L'asino delle Palme
Portiamo in questa Pasqua il peso di una situazione difficile. Così ci diventa quanto mai caro quell'asino che portò Gesù nel suo trionfale ingresso in Gerusalemme. Egli non sapeva di portare una sì preziosa «soma», noi ora lo sappiamo. Forse con più acuta certezza degli anni precedenti, lo sappiamo. L'impossibilità di partecipare fisicamente alle celebrazioni della Pasqua ce ne fa comprendere il peso e il valore inestimabile.- Autore:
Ecco, a te viene il tuo re. Egli è giusto e vittorioso, umile, cavalca un asino, un puledro figlio d'asina (Zc 9,9). Ci è familiare l'immagine di Cristo in groppa all’asino che entra trionfalmente a Gerusalemme fra il tripudio osannante della folla. L'asino, com’è noto, era la cavalcatura dei re in tempo di pace: Cristo entra pertanto in Sion come il re pacifico promesso dai profeti.
Così lo rappresenta, infatti, il bellissimo mosaico bizantino della Cappella Palatina in Palermo. Ed è guardando questo mosaico che ci accorgiamo dell'espressione ragliante e sofferta dell’animale che male si accorda con il significato attribuitogli di cavalcatura del re di pace. L'asino, con la sua soma, suggeriva svariate significazioni. Da un lato era contrapposto al bue il quale, avendo la dignità di portare il giogo e di contribuire al lavoro del padrone, era l’immagine del popolo ebraico; l'asino invece era assimilato ai popoli pagani che portavano il peso del peccato, privi però della grazia del sacrificio. D’altro canto l'asino, proprio perché animale da soma, poteva portare con sé, senza saperlo, tesori inestimabili ed era dunque immagine della fragilità umana che porta in sé la grande dignità della figliolanza divina. L'asino, inoltre, era legato a Saturno, probabile rimando allo stesso Adonai e alla stella d'Israele. Questo spiegherebbe perché, sia pure per disprezzo, alcuni graffiti come quello di Alessameno nel Paedagogium del Palazzo Domiziano sul Palatino, raffigurano Cristo in croce con la testa d’asino. Il paedagogium era una sorta di collegio destinato a istruire i paggi imperiali, schiavi provenienti da classi sociali medio alte. Qui fu trovato, risalente tra il I e il III secolo (alcuni lo datano 85 d.C.), uno fra i più antichi riferimenti a Cristo crocefisso. Nel graffito, la testa d’asino assegnata al Cristo è, appunto, una probabile allusione agli ebrei quali adoratori di un asino. Il fatto che quest’asino adorato sia stato crocefisso diventa la critica al nascente cristianesimo. La scritta greca, infatti, recita: Alexamenos adora il suo Dio.

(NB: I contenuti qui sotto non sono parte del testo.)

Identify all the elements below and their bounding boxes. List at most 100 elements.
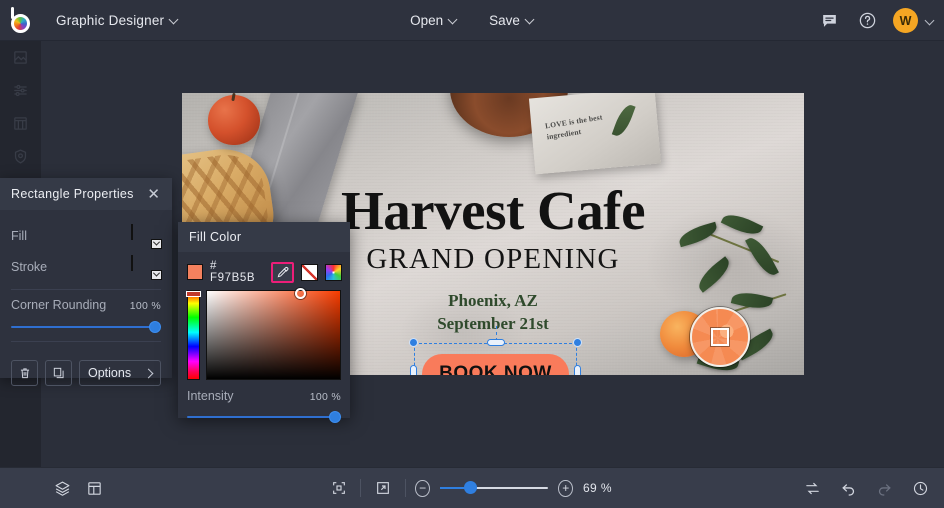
open-menu-button[interactable]: Open: [399, 7, 468, 34]
eyedropper-loupe: [690, 307, 750, 367]
app-root: Graphic Designer Open Save W LOVE is the…: [0, 0, 944, 508]
slider-track[interactable]: [187, 416, 341, 418]
rotation-stem: [495, 326, 497, 340]
fit-to-screen-icon[interactable]: [327, 474, 350, 502]
stroke-swatch-button[interactable]: [131, 254, 162, 280]
chevron-down-icon[interactable]: [926, 17, 934, 25]
color-picker-row: [178, 288, 350, 380]
brand-logo[interactable]: [0, 0, 42, 41]
slider-knob[interactable]: [149, 321, 161, 333]
intensity-label: Intensity: [187, 389, 234, 403]
top-bar-right-group: W: [817, 0, 934, 41]
rail-item-adjust[interactable]: [0, 74, 41, 107]
slider-fill: [439, 487, 466, 489]
intensity-row: Intensity 100 %: [178, 380, 350, 403]
stroke-color-swatch[interactable]: [131, 254, 133, 271]
save-menu-button[interactable]: Save: [478, 7, 545, 34]
expand-icon[interactable]: [371, 474, 394, 502]
stroke-row: Stroke: [11, 251, 162, 282]
close-icon[interactable]: ✕: [143, 185, 164, 204]
logo-color-wheel-icon: [11, 14, 30, 33]
slider-knob[interactable]: [329, 411, 341, 423]
chevron-down-icon[interactable]: [151, 269, 162, 280]
pages-icon[interactable]: [80, 474, 108, 502]
napkin-text: LOVE is the best ingredient: [544, 112, 604, 142]
rail-item-effects[interactable]: [0, 107, 41, 140]
panel-divider: [11, 289, 161, 290]
intensity-value: 100 %: [309, 391, 341, 403]
saturation-value-field[interactable]: [206, 288, 341, 380]
bottom-bar: − + 69 %: [0, 467, 944, 508]
zoom-level-value: 69 %: [582, 481, 612, 495]
corner-rounding-label: Corner Rounding: [11, 298, 107, 312]
selection-handle-top-right[interactable]: [573, 338, 582, 347]
page-title: Rectangle Properties: [11, 187, 134, 201]
redo-icon[interactable]: [870, 474, 898, 502]
rail-item-image[interactable]: [0, 41, 41, 74]
bottom-bar-left-group: [0, 474, 108, 502]
panel-divider: [11, 341, 161, 342]
selection-handle-top-left[interactable]: [409, 338, 418, 347]
properties-action-row: Options: [0, 350, 172, 386]
chevron-down-icon[interactable]: [151, 238, 162, 249]
help-icon[interactable]: [855, 9, 879, 33]
divider: [360, 479, 362, 497]
stroke-label: Stroke: [11, 259, 48, 274]
selection-handle-top[interactable]: [486, 339, 505, 346]
slider-knob[interactable]: [463, 481, 477, 494]
fill-color-popup-header: Fill Color: [178, 222, 350, 252]
open-menu-label: Open: [410, 12, 444, 28]
document-title-label: Graphic Designer: [56, 12, 165, 28]
eyedropper-icon[interactable]: [271, 261, 294, 283]
swap-icon[interactable]: [798, 474, 826, 502]
hue-slider[interactable]: [186, 290, 201, 380]
history-clock-icon[interactable]: [906, 474, 934, 502]
fill-color-swatch[interactable]: [131, 223, 133, 240]
hex-value[interactable]: # F97B5B: [210, 260, 264, 284]
intensity-slider[interactable]: [187, 410, 341, 424]
properties-panel-body: Fill Stroke Corner Rounding 100 %: [0, 210, 172, 342]
selection-handle-left[interactable]: [410, 365, 417, 375]
corner-rounding-slider[interactable]: [11, 320, 161, 334]
document-title-menu[interactable]: Graphic Designer: [46, 8, 188, 33]
minus-icon[interactable]: −: [415, 479, 430, 497]
color-wheel-icon[interactable]: [325, 263, 342, 281]
avatar[interactable]: W: [893, 8, 918, 33]
current-color-swatch[interactable]: [187, 264, 203, 280]
fill-swatch-button[interactable]: [131, 223, 162, 249]
slider-track[interactable]: [11, 326, 161, 328]
top-bar: Graphic Designer Open Save W: [0, 0, 944, 41]
fill-color-title: Fill Color: [189, 230, 242, 244]
comment-icon[interactable]: [817, 9, 841, 33]
undo-icon[interactable]: [834, 474, 862, 502]
selection-handle-right[interactable]: [574, 365, 581, 375]
duplicate-icon[interactable]: [45, 360, 72, 386]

Non a caso, dunque, Cristo entra trionfante nella città di Dio, Gerusalemme, cavalcando un asino. Egli, come ci informa il mosaico palermitano, sta passando per una porta che vede al suo lato una palma colma di frutti, simbolo della bellezza. È sì, il re pacifico, ma è anche il re che prenderà su di sé i peccati del popolo e che consegnerà i tesori dello Spirito Santo alla fragilità della sua sposa, la Chiesa. Questo indica la palma, immagine della bellezza femminile, che sta alle porte di Sion. Questo dice la scritta greca: portatore di palma. Questo indicano le dita, tanto del Salvatore benedicente che del discepolo Giovanni posto dietro l’asino: Io sono Gesù, il Cristo, vero Dio (e quindi capace di redimere il mondo dai peccati) e vero uomo (dunque capace di nobilitare con la vita eterna la natura caduca dell’uomo). Si apre anche per noi la settimana santa, Cristo entra simbolicamente nelle nostre vite a dorso di un asino, si carica delle nostre colpe e apre per noi lo splendore di Gerusalemme, città dove la morte è vinta e la bellezza eterna trionfa.